With the Big 12, Pac-12, Mountain West and MAC in Phoenix for their their respective spring meetings this week, CBSSports.com’s Jon Solomon took the collective temperature on one of the pieces of legislation floating around the college football industry: an early signing period.
First, a quick recap. In January, a 12-member NCAA committee recommended an early signing period for the Class of 2016 to be considered by the Conference Commissioners Association – comprised of the CEOs of the 32 Division I conferences – which runs the National Letter of Intent program and, thus, has final say on making early signing period a reality. The CCA will meet next month in Asheville, N.C., and, should they so choose, could bring an early signing period to life for this winter, beginning Dec. 16 and lasting 72 hours thereafter.

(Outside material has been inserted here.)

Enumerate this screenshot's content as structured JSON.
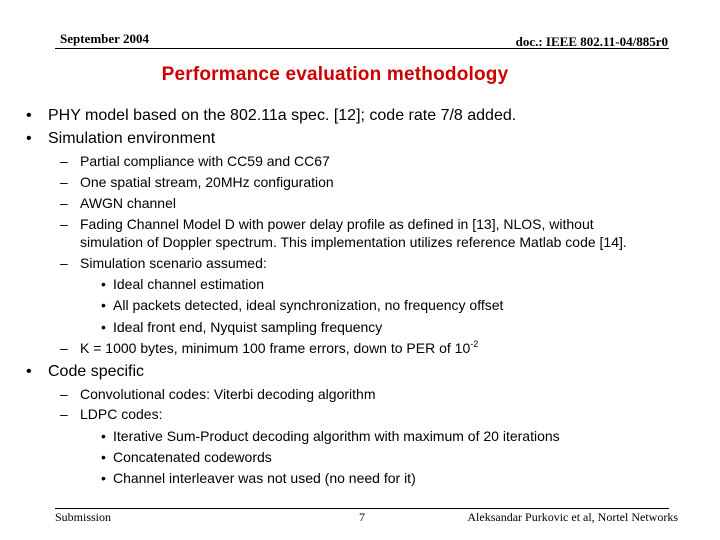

Now, with that said, where does everyone stand?
Here’s Pac-12 commissioner Larry Scott: “I think we’ve been persuaded the move from February to December is a compromise for some that have been pushing for earlier.”
Mountain West commissioner Craig Thompson supported the measure. So did MAC commissioner Jon Steinbrecher. “I will represent our position,” said Steinbrecher. “We will see how the discussion goes.”
As you’ll see, every conference that supports the move does so for its own reasons. That’s politics. The Pac-12 will support a December signing period as a compromise for warding off an August signing period, since a high number of its membership (read: Stanford, Cal, USC, et al) needs as much academic data on the table before accepting a signature. Thompson cited the “babysitting” that occurs in January and February for committed prospects, an expense his budget-conscious conference would like to remove from its books.
And then there’s the Big 12. With nearly half of its membership and a far higher percentage of its recruits hailing from Texas, Texas Tech athletics director Kirby Hocutt – speaking for Big 12 commissioner Bob Bowlsby, who was not present for the discussion – raised a concern about the gargantuan Texas high school playoffs, which run six rounds and stretch nearly to Christmas.
“While most recognize the early signing period has a number of advantages, there was a concern with how it would affect those high school teams in the state of Texas who would still be competing in the playoffs that overlapped with the 72-hour signing period,” Hocutt told CBS.
Let’s bring some logic to this discussion.
The 2015 11-man Texas high school title games (the two six-man title games take place the week prior) will be played Dec. 17th, 18th and 19th – at a site other than the Dallas Cowboys’ AT&T Stadium thanks to NFL scheduling. We’re talking about 10 games and 20 teams out of the thousands of football-playing schools in the state of Texas.
In reality, that’s a fraction of the players that will sign NLIs from the Lone Star State – and those competing in the state championships will still have opportunity to sign their scholarship papers during the early period should they so choose.
How will Bowlsby relay his league’s concerns at next month’s meetings? Who knows. Early signing period is a topic that’s been kicked around for years, and there’s no telling if it will even pass this summer. But there are a number of good reasons to adopt a December period, and a number of reasons to reject it – but the Texas high school playoffs are not one.